Tomorrow night’s FFA Cup quarter final clash at Dorrien Gardens is a much more important game for Perth Glory than many will realise.
Perth Glory will be desperate to progress through to the semi-final, because the club is still searching for its first trophy since the dawn of the Hyundai A-League. They lost in the final of the Pre-season Cup, The Grand Final and the inaugural FFA Cup Final.
However apart from wanting to lift the trophy this time around, this game is very important for the club as the FFA Cup is proving the only avenue for the coach and players to have any meaningful pre-season matches before the start of the coming A-League season.
A-League teams on the East coast can afford to fly inter-state and have a match against quality A-League opposition, as the air fares between East coast cities are far lower than they are from the most isolated city in the country. Not only that, but Melbourne and Sydney have the luxury of more than one team in their city.

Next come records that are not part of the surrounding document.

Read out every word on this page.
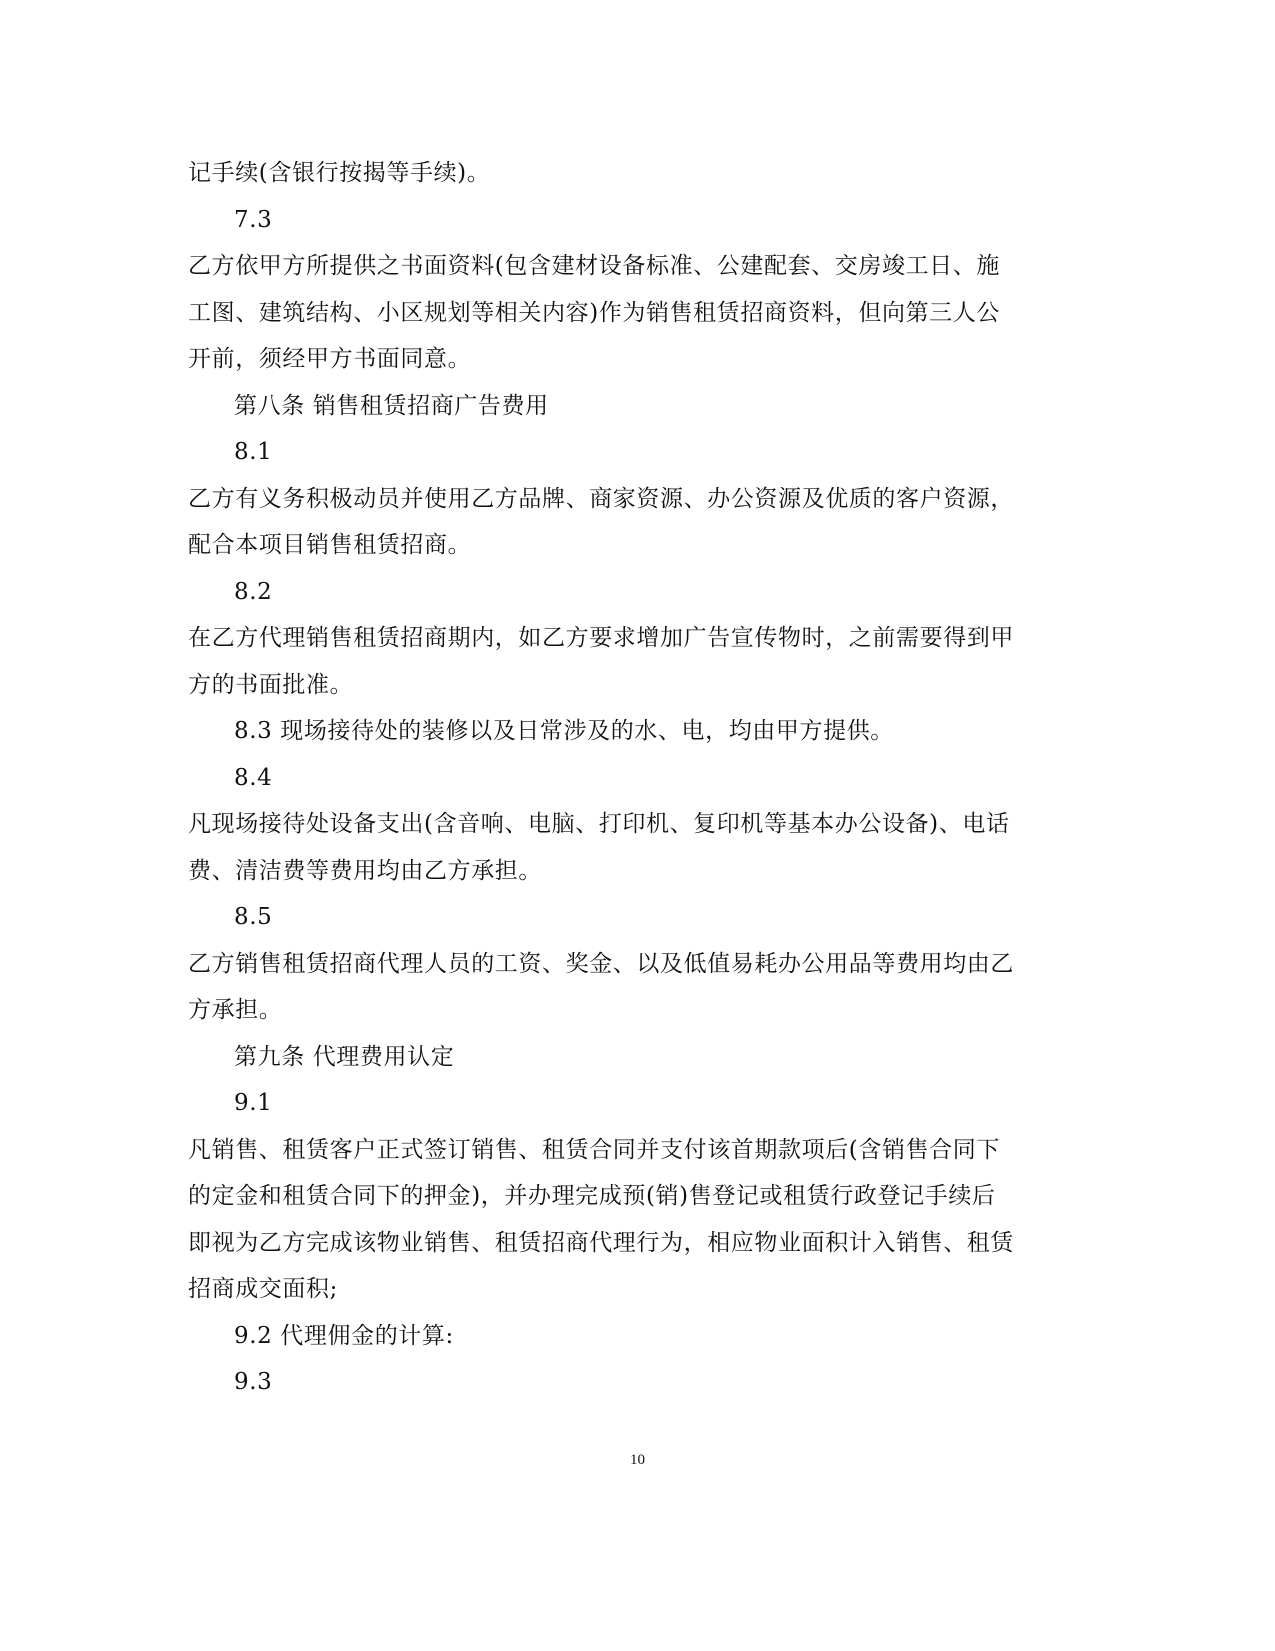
记手续(含银行按揭等手续)。
7.3
乙方依甲方所提供之书面资料(包含建材设备标准、公建配套、交房竣工日、施
工图、建筑结构、小区规划等相关内容)作为销售租赁招商资料，但向第三人公
开前，须经甲方书面同意。
第八条 销售租赁招商广告费用
8.1
乙方有义务积极动员并使用乙方品牌、商家资源、办公资源及优质的客户资源，
配合本项目销售租赁招商。
8.2
在乙方代理销售租赁招商期内，如乙方要求增加广告宣传物时，之前需要得到甲
方的书面批准。
8.3 现场接待处的装修以及日常涉及的水、电，均由甲方提供。
8.4
凡现场接待处设备支出(含音响、电脑、打印机、复印机等基本办公设备)、电话
费、清洁费等费用均由乙方承担。
8.5
乙方销售租赁招商代理人员的工资、奖金、以及低值易耗办公用品等费用均由乙
方承担。
第九条 代理费用认定
9.1
凡销售、租赁客户正式签订销售、租赁合同并支付该首期款项后(含销售合同下
的定金和租赁合同下的押金)，并办理完成预(销)售登记或租赁行政登记手续后
即视为乙方完成该物业销售、租赁招商代理行为，相应物业面积计入销售、租赁
招商成交面积;
9.2 代理佣金的计算:
9.3
10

Perth Glory has in the past headed to China; where one game was abandoned because the bus driver had no idea where the ground was. They have also headed to Malaysia in the past. They have even gone to South Africa, courtesy of Jason Brewer’s mining company, prior to him becoming CEO of the club. Yet with every cent that is being spent now being watched very closely in 2015, there was no budget for Kenny Lowe and his side to leave Western Australia and play.
Yes, there have been games against a NPL composite side, – labelled a “State team” – and also against selected NPL sides, but the truth is the standard of the top semi-professional league in Western Australia is according to many, currently at its nadir. Bayswater City are the sole shining light in the competition and that is why they have won the top competition for the past two seasons. This year they wrapped up the league title ten points clear of Perth who have been consigned to second place since the dawn of the NPL, and are a shadow of the side they were in the early 2000’s.
None of these sides now are going to truly stretch a full time professional side. So where can Perth Glory get meaningful games in which the coach can truly assess the fitness of his players and how certain combinations are gelling on the park? The FFA Cup is the only avenue.
So tomorrow night’s game against Western Sydney Wanderers is a must-win for more reasons than the Glory’s quest for a trophy, it assures them another hard match in their A-League preparation, and if they win that hopefully one more, that will also hopefully be played in Perth!
The situation in terms of pre-season games does not look like changing much in the near future, so the FFA Cup is a godsend for a club stuck on the other side of the country, watching its costs.